MAKAR SANKRANTI

MAKAR SANKRANTI

Makara Sankranti or Maghi, is a festival day in the Hindu Calendar, dedicated to the deity Surya (sun). It is observed each year in January.It marks the first day of the sun's transit into Makara (Capicorn). marking the end of the month with the winter solstice and the start of longer days.
Makara Sankranti  is one of the few ancient Indian festivals that has been observed according to solar cycles, while most festivals are set by the lunar cycle of the lunisolar  Hindu Calendar.Being a festival that celebrates the solar cycle, it almost always falls on the same Gregorian date every year (January 14), except in some years when the date shifts by a day for that year. The festivities associated with Makar Sankranti are known by various names, such as Maghi (preceded by Lohri) by north Indian Hindus and Sikhs, Makara Sankranti (Pedda Pandaga) in Maharashtra, Goa, Andhra Pradesh, West Bengal (also called Poush sôngkrānti), Karnataka and Telangana, Sukarat in central India, Magh Bihu by Assamese, and Thai Pongal by Tamils.
Makara Sankranti is observed with social festivities such as colorful decorations, rural children going house to house, singing and asking for treats in some areas (or pocket money),melas (fairs), dances, kite flying, bonfires and feasts. The Magha Mela, according to Diana L.Eck (professor at Harvard University specializing in Indology), is mentioned in the Hindu epic Mahabharat.Many observers go to sacred rivers or lakes and bathe in a ceremony of thanks to the sun. Every twelve years, the Hindus observe Makar Sankranti with one of the world's largest mass pilgrimages, with an estimated 40 to 100 million people attending the event. At this event, then they say a prayer to the sun and bathe at the Prayaga confluence of the River Ganga and River Yamuna at the Kumbh Mela a tradition attributed to Adi Shankaracharya.

  • DATE
Makara Sankranti is set by the solar cycle of the Hindu lunisolar calendar, and is observed on a day which usually falls on 14 January of the Gregorian calendar, but sometimes on 15 January.It signifies the arrival of longer days. Makar Sankranti falls in the Hindu Calendar solar month of Makara, and the lunar month of Magha (the festival is also called Magha Sankranti or Magha festival in parts of India). It marks the end of the month with winter solscate for India and the longest night of the year, a month that is called Pausha in the lunar calendar and Dhanu in the solar calendar in the Vikrami system. The festival celebrates the first month with consistently longer days.
There are two different systems to calculate the Makara Sankranti date: nirayana (without adjusting for precession of equinoxes, sidereal) and sayana (with adjustment, tropical). The January 14 date is based on the nirayana system, while the sayana system typically computes to about December 23, per most Siddhanta texts for Hindu Calendar. As per the solar calendar, after one year, the Sun comes to the same location 20 minutes late every year, which means the Sun needs 1 day extra after every 72 years in the sky.
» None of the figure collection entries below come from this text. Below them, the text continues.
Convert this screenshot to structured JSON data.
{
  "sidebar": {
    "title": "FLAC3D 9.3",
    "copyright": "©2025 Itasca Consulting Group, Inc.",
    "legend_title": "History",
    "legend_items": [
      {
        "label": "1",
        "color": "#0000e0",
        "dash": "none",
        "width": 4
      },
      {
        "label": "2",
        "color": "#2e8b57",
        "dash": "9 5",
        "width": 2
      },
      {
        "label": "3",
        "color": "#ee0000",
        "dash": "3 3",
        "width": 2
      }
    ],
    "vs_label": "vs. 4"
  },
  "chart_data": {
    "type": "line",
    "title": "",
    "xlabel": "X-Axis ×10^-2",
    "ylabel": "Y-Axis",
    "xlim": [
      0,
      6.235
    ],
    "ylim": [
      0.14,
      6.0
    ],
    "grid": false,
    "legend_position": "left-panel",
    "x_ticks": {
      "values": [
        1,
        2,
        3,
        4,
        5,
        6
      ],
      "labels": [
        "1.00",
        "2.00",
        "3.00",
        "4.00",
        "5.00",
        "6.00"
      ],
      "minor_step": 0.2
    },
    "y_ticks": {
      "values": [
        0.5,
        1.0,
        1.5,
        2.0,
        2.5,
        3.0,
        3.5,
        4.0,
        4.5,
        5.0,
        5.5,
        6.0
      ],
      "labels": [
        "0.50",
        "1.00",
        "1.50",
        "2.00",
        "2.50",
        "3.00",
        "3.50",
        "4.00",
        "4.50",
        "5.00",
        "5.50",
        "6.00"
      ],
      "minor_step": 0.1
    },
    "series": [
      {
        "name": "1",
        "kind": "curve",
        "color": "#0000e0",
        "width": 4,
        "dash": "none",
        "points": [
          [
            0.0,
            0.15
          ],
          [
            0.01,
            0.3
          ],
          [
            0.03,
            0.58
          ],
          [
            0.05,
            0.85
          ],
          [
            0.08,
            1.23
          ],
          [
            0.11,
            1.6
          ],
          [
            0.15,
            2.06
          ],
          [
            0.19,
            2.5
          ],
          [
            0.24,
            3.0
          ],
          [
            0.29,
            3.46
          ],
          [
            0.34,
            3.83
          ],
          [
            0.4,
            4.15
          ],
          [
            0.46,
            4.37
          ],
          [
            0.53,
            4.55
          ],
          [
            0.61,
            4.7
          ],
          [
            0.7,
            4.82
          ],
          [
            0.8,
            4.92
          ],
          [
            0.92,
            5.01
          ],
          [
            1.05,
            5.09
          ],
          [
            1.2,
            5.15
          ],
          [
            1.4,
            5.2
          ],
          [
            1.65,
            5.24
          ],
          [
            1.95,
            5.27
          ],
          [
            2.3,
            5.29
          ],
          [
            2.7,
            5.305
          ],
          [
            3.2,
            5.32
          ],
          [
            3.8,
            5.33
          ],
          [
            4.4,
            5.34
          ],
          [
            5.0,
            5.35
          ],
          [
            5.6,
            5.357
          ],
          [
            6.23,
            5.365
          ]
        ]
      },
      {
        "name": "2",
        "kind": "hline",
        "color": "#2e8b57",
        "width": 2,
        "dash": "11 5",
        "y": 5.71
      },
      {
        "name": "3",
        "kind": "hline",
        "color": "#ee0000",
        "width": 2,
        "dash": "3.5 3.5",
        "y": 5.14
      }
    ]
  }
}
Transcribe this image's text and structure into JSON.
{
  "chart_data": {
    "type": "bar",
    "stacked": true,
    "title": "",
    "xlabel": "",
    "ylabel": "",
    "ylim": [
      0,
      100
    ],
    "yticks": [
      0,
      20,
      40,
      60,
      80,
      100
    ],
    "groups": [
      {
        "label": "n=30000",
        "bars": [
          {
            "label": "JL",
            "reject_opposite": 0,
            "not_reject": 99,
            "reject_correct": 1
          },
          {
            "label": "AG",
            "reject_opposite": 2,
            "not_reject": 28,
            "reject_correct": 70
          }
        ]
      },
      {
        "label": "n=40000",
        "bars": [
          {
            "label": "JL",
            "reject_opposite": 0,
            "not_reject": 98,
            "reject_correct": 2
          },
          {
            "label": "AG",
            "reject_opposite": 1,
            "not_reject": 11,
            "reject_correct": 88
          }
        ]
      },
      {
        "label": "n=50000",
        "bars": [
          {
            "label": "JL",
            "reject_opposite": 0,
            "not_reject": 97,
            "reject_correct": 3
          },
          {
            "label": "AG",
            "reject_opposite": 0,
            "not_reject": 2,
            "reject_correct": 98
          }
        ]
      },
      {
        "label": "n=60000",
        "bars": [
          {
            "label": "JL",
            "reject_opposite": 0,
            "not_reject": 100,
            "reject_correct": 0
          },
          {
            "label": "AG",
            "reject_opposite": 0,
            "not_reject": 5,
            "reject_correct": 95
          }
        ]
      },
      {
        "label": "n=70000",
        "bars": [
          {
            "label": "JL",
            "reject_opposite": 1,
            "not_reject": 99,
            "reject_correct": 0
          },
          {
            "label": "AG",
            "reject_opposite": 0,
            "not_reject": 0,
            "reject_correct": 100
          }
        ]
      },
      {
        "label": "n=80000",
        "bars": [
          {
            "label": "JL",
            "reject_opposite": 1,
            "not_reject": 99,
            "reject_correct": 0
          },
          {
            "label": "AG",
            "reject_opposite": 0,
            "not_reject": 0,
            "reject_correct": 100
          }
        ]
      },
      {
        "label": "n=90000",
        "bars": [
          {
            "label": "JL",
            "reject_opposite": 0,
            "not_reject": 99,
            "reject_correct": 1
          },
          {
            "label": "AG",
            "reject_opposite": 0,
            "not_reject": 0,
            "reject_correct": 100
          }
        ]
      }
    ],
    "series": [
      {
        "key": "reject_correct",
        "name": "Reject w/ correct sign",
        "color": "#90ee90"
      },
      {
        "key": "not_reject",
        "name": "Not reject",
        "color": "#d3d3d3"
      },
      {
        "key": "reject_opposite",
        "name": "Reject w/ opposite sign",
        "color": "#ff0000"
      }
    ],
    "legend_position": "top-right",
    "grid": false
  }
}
That's the reason why Makar Sankranti sometimes shifts from 14 January to 15 January, and so on.

  • SIGNIFICANCE

This festival is dedicated to the Hindu religious sun god Surya. This significance of Surya is traceable to the Vedic texts, particularly the Gayatri Mantr, a sacred hymn of Hinduism found in its scripture named the Rigveda. The festival also marks the beginning of a six-month auspicious period for Hindus known as Uttarayana.
Makara Sankranti is regarded as important for spiritual practices and accordingly, people take a holy dip in rivers, especially Ganga, Yamuna, Godavari, Krishna and Kaveri. The bathing is believed to result in merit or absolution of past sins. They also pray to the sun and thank for their successes and prosperity. A shared cultural practices found amongst Hindus of various parts of India is making sticky, bound sweets particularly from sesame and a sugar base such as jaggery (gud, gur). This type of sweet is a symbolism for being together in peace and joyfulness, despite the uniqueness and differences between individuals. For most parts of India, this period is a part of early stages of the Rabi crop and agricultural cycle, where crops have been sown and the hard work in the fields is mostly over. The time thus signifies a period of socializing and families enjoying each other's company, taking care of the cattle, and celebrating around bonfires, in Maharashtra the festival is celebrated by flying kites.
Makara Sankranti is an important pan-Indian solar festival, known by different names though observed on the same date, sometimes for multiple dates around the Makar Sankranti. It is known as Pedda Panduga in Andhra Pradesh, Makara Sankranti in Karnataka and Maharashtra, Pongal in Tamil Nadu, Magh Bihu in Assam, Magha Mela in parts of central and north India, as Makar Sankranti in the west, and by other names.In some parts of India it is believed that a demon was killed in that day.